Pada tahun 1992, saat usia pernikahan Suharti dan Ponidi berjalan 13 tahun, sang suami dipanggil Tuhan Yang Maha Kuasa. Ia menderita sakit mendadak. Rionaldi (6), Dondi (5) dan Meta (4) pun menjadi anak yatim. Suharti pun menjadi single parent, orangtua tunggal. Merangkap ibu juga ayah.

Beruntung dua tahun sebelum Ponidi meninggal, keluarga bahagia ini sudah pindah dari asarama polisi ke rumah sendiri di Jalan Soekarno Hatta, Gang Nila 1 Nomor 4. Saat meninggal Ponidi berusia 50 tahun, pensiun Bintara waktu itu 48 tahun.

suharti2-800x445

“Rumahnya hanya ada ruang tengah dan dua kamar. Tanpa dapur dan ruang tamu,” kenang Suharti, didampingi anak tertuanya, Rionaldi.

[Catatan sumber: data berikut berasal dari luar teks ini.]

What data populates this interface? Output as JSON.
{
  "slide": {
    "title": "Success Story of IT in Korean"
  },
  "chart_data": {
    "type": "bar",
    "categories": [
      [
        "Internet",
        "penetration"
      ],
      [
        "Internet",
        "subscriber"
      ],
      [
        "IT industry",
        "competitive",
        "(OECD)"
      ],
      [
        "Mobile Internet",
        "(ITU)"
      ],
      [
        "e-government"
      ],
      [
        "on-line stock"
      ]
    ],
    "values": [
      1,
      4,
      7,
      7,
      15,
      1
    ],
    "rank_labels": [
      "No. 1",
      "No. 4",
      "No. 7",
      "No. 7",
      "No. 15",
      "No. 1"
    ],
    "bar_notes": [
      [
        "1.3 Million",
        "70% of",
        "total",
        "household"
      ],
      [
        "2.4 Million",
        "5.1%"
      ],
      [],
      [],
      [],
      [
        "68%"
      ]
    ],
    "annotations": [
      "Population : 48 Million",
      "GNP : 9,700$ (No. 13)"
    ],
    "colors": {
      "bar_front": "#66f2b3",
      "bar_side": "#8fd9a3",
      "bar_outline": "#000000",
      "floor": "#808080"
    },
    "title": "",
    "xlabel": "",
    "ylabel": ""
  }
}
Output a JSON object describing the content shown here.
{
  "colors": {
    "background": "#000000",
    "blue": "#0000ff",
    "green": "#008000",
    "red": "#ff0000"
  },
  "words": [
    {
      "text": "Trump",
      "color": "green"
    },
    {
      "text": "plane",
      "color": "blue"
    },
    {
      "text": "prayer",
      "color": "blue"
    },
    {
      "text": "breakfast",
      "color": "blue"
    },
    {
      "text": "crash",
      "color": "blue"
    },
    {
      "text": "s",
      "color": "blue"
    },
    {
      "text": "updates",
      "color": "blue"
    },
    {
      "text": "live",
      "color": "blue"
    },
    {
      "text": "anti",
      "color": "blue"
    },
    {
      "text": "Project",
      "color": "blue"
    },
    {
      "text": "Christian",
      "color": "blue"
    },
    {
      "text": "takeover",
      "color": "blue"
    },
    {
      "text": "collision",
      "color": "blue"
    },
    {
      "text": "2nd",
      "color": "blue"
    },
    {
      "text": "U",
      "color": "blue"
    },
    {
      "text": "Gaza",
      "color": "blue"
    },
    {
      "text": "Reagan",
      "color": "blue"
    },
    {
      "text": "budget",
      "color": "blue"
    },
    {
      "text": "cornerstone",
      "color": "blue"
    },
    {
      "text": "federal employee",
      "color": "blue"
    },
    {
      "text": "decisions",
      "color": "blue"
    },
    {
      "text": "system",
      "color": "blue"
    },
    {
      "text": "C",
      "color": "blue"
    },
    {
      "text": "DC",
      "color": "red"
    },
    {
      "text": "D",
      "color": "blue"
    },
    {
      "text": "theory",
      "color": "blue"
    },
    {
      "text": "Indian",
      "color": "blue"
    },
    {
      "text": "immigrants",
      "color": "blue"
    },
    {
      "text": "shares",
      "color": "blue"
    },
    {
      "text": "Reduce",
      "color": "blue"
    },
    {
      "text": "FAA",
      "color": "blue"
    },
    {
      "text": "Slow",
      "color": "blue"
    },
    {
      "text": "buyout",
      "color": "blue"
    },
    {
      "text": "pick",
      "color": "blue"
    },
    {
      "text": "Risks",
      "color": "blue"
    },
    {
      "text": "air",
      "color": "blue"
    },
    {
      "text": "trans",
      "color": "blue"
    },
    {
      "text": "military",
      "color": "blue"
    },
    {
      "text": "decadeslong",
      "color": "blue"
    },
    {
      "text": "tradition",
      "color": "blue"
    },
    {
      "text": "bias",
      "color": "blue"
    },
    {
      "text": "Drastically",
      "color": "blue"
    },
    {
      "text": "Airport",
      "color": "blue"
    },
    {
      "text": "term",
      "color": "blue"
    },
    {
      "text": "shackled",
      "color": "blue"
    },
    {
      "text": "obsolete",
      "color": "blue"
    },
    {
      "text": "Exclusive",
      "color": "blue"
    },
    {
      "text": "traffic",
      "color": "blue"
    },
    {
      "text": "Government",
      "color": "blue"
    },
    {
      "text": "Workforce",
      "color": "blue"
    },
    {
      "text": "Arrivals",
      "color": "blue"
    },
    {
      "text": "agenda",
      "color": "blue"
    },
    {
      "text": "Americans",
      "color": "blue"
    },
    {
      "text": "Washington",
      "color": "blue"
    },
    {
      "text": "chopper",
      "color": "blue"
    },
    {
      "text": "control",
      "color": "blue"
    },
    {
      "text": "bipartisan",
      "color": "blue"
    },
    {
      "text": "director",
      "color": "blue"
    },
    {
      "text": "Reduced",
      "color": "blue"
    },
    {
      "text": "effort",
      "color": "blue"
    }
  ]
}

Menghadapi kondisi yang berat, Suharti mencurahkan keinginannya kepada saudaranya di Belakangpadang, Batam. Tekadnya bulat, akan menyeberang ke Singapura mencari pekerjaan untuk membiayai hidup ketiga buah hatinya.

Berharap mendapat dukungan, justru ia ganti membulatkan tekadnya untuk menghidupi ketiga anaknya dengan berusaha bertahan di Tanjungpinang.

“Bagaimana mau nekad berangkat, jika Abang saya di Belakangpadang bilangnya begini: anak-anakmu baru saja kehilangan ayahnya, kok ya tega kamu juga mau ninggalin mereka. Saya terpukul, saya menyayangi anak-anak,” ucap Suharti menahan haru masa lalunya.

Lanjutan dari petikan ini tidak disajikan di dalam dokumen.